Mateusz Borek od dawna śledzi nie tylko czołowe gale MMA czy boksu! Już na początku fenomenu freak-fightów zdarzyło mu się pojawiać na galach organizacji FAME MMA. Nikogo nie powinno dziwić, że był na bieżąco z wydarzeniami z gali High League 4, na której Artur Szpilka mierzył się z Denisem "Bad Boyem" Załęckim. Pojedynek skomentował na antenie Kanału Sportowego po pytaniu jednego z kibiców.

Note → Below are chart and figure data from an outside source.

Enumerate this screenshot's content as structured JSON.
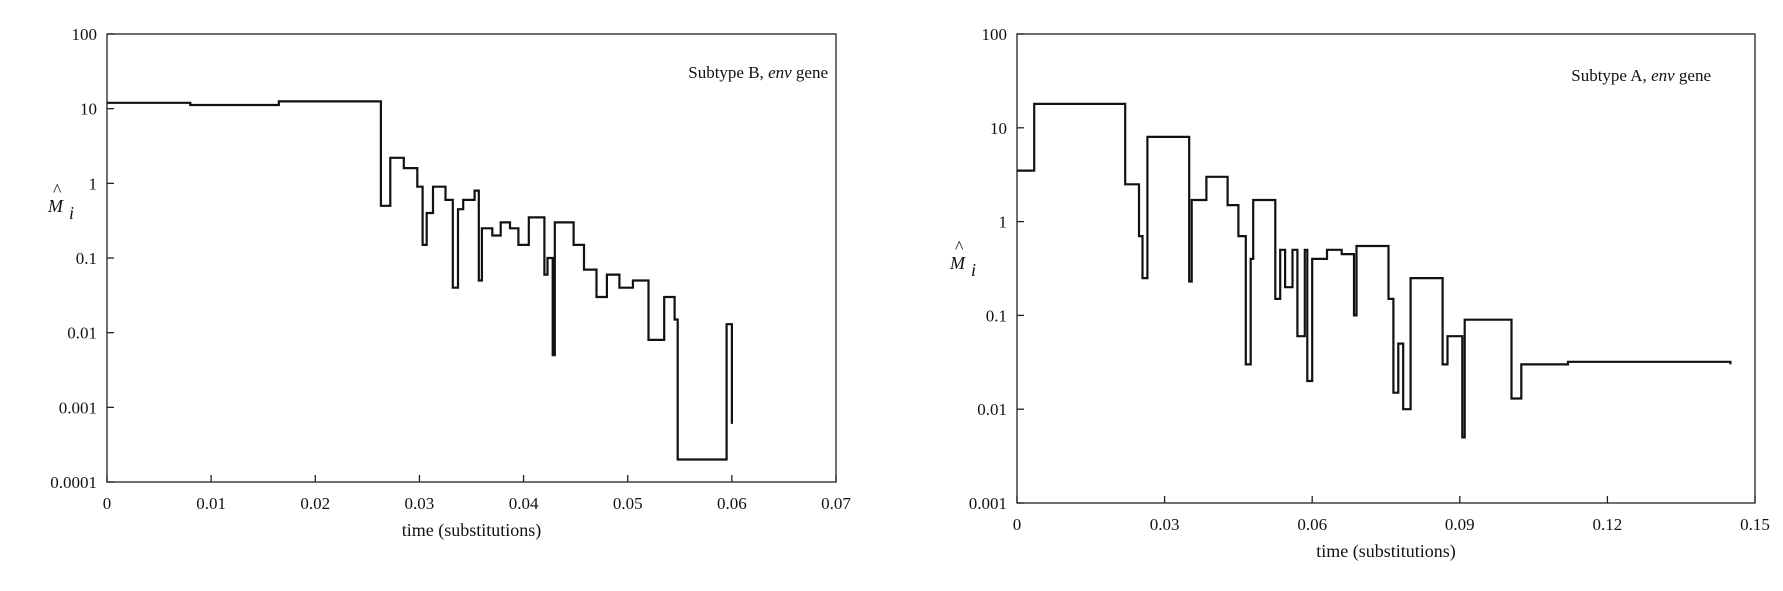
{
  "chart_data": [
    {
      "type": "line",
      "step": true,
      "annotation": {
        "prefix": "Subtype B, ",
        "italic": "env",
        "suffix": " gene"
      },
      "xlabel": "time (substitutions)",
      "ylabel": {
        "base": "M",
        "hat": "^",
        "subscript": "i"
      },
      "yscale": "log",
      "xlim": [
        0,
        0.07
      ],
      "ylim": [
        0.0001,
        100
      ],
      "xticks": [
        0,
        0.01,
        0.02,
        0.03,
        0.04,
        0.05,
        0.06,
        0.07
      ],
      "xtick_labels": [
        "0",
        "0.01",
        "0.02",
        "0.03",
        "0.04",
        "0.05",
        "0.06",
        "0.07"
      ],
      "yticks": [
        0.0001,
        0.001,
        0.01,
        0.1,
        1,
        10,
        100
      ],
      "ytick_labels": [
        "0.0001",
        "0.001",
        "0.01",
        "0.1",
        "1",
        "10",
        "100"
      ],
      "grid": false,
      "series": [
        {
          "x": [
            0,
            0.008,
            0.0165,
            0.026,
            0.0263,
            0.0272,
            0.0285,
            0.0298,
            0.0303,
            0.0307,
            0.0313,
            0.0325,
            0.0332,
            0.0337,
            0.0342,
            0.0353,
            0.0357,
            0.036,
            0.037,
            0.0378,
            0.0387,
            0.0395,
            0.0405,
            0.042,
            0.0423,
            0.0428,
            0.043,
            0.0448,
            0.0458,
            0.047,
            0.048,
            0.0492,
            0.0505,
            0.052,
            0.0535,
            0.0545,
            0.0548,
            0.0595,
            0.06
          ],
          "y": [
            12,
            11.2,
            12.5,
            12.5,
            0.5,
            2.2,
            1.6,
            0.9,
            0.15,
            0.4,
            0.9,
            0.6,
            0.04,
            0.45,
            0.6,
            0.8,
            0.05,
            0.25,
            0.2,
            0.3,
            0.25,
            0.15,
            0.35,
            0.06,
            0.1,
            0.005,
            0.3,
            0.15,
            0.07,
            0.03,
            0.06,
            0.04,
            0.05,
            0.008,
            0.03,
            0.015,
            0.0002,
            0.013,
            0.0006
          ]
        }
      ]
    },
    {
      "type": "line",
      "step": true,
      "annotation": {
        "prefix": "Subtype A, ",
        "italic": "env",
        "suffix": " gene"
      },
      "xlabel": "time (substitutions)",
      "ylabel": {
        "base": "M",
        "hat": "^",
        "subscript": "i"
      },
      "yscale": "log",
      "xlim": [
        0,
        0.15
      ],
      "ylim": [
        0.001,
        100
      ],
      "xticks": [
        0,
        0.03,
        0.06,
        0.09,
        0.12,
        0.15
      ],
      "xtick_labels": [
        "0",
        "0.03",
        "0.06",
        "0.09",
        "0.12",
        "0.15"
      ],
      "yticks": [
        0.001,
        0.01,
        0.1,
        1,
        10,
        100
      ],
      "ytick_labels": [
        "0.001",
        "0.01",
        "0.1",
        "1",
        "10",
        "100"
      ],
      "grid": false,
      "series": [
        {
          "x": [
            0,
            0.0035,
            0.022,
            0.0248,
            0.0255,
            0.0265,
            0.035,
            0.0355,
            0.0385,
            0.0428,
            0.045,
            0.0465,
            0.0475,
            0.048,
            0.0525,
            0.0535,
            0.0545,
            0.056,
            0.057,
            0.0585,
            0.059,
            0.06,
            0.063,
            0.066,
            0.0685,
            0.069,
            0.0755,
            0.0765,
            0.0775,
            0.0785,
            0.08,
            0.0865,
            0.0875,
            0.0905,
            0.091,
            0.1005,
            0.1025,
            0.112,
            0.145
          ],
          "y": [
            3.5,
            18,
            2.5,
            0.7,
            0.25,
            8,
            0.23,
            1.7,
            3,
            1.5,
            0.7,
            0.03,
            0.4,
            1.7,
            0.15,
            0.5,
            0.2,
            0.5,
            0.06,
            0.5,
            0.02,
            0.4,
            0.5,
            0.45,
            0.1,
            0.55,
            0.15,
            0.015,
            0.05,
            0.01,
            0.25,
            0.03,
            0.06,
            0.005,
            0.09,
            0.013,
            0.03,
            0.032,
            0.03
          ]
        }
      ]
    }
  ]
}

Wprost przyznał, że pojedynek oglądał z odtworzenia.
Mateusz Borek o walce Szpilka - Załęcki: Artur był wściekły!
Popularny komentator nie ukrywał, że tego pojedynku w zasadzie... nie było! - Stary, ciężko rozmawiać o walce, której nie było. Tak naprawdę kompletnie nie akceptuję takiej sytuacji z punktu widzenia promotora i kibica. Otwarcie zawodnik mówi, że jest kontuzjowany. Wychodzisz do walki, bo chcesz zarobić pieniądze - mówi wprost Mateusz Borek, który organizuje gale MB Boxing Night.

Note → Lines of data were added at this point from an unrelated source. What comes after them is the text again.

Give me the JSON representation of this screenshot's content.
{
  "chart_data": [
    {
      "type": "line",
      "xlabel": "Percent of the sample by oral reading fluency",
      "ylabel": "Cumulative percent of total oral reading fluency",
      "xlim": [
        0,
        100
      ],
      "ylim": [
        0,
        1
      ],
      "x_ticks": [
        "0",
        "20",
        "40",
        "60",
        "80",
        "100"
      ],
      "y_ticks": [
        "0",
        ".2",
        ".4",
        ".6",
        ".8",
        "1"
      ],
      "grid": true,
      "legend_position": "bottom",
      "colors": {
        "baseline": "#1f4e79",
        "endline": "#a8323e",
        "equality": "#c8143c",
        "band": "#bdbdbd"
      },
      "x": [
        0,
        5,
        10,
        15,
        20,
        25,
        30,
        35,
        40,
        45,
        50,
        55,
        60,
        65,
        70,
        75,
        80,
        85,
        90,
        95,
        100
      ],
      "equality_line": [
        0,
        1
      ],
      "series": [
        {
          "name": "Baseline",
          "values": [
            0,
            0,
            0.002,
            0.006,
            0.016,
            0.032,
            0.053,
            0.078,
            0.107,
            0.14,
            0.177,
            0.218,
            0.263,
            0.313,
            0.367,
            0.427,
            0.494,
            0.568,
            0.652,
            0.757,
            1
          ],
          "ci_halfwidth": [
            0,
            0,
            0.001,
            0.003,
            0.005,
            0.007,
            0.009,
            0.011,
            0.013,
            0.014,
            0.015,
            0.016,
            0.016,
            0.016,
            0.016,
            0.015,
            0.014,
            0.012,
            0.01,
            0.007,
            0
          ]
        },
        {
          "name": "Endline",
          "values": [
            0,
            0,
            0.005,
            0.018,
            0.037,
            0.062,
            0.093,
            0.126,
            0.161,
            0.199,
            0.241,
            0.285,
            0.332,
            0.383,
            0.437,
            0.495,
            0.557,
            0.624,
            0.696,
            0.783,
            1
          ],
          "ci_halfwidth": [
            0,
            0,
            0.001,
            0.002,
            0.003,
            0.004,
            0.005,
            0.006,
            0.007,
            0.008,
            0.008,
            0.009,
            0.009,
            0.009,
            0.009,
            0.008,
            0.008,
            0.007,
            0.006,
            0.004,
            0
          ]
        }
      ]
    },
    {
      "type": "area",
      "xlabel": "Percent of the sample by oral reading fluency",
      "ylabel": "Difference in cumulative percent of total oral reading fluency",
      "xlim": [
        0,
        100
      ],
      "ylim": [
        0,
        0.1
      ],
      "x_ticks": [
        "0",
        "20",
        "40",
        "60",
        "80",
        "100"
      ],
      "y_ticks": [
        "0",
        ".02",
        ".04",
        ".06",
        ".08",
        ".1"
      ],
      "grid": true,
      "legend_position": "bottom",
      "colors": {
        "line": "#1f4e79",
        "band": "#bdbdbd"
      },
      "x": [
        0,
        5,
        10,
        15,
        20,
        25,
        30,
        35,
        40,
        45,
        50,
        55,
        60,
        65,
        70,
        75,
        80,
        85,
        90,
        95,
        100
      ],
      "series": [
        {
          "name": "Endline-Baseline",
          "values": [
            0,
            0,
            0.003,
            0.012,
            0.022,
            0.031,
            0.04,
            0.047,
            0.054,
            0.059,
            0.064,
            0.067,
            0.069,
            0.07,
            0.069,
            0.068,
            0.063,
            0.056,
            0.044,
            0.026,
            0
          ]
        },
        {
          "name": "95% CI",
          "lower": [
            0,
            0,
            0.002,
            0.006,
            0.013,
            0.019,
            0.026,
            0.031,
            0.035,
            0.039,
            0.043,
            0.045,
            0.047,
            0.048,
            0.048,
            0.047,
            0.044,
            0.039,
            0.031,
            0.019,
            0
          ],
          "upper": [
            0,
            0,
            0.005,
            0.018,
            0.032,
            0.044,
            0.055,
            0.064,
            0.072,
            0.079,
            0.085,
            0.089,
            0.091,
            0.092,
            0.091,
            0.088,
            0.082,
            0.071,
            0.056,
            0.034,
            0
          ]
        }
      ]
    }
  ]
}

Dziennikarz dodał, że szybko zadzwonił do Artura Szpilki, który był wściekły po tym, co się wydarzyło. - Obejrzałem tę walkę z odtworzenia z 45 minut po jej odbyciu, bo byłem na gali TYMEX-u w Radomsku, gdzie walczył Robert Parzęczewski. Natychmiast zdzwoniłem się z Arturem i był wściekły. Twierdzi, że w walkę wszedł średnio, ale jego zdaniem to była kwestia kilkudziesięciu sekund. Widział rywala, który po kilkunastu sekundach był wypompowany - dodał.
Borek o zarobkach we freakach i organizacjach sportowych
Mateusz Borek został zapytany przez Michała Pola o to, ile zarabiają zawodnicy freak-fightowych organizacji. - W Polsce porównywalne pieniądze w stosunku do freaków potrafi płacić tylko KSW. Ale mówimy o górnej części karty, czyli 3, 4 ostatnie walki - powiedział na antenie Kanału Sportowego.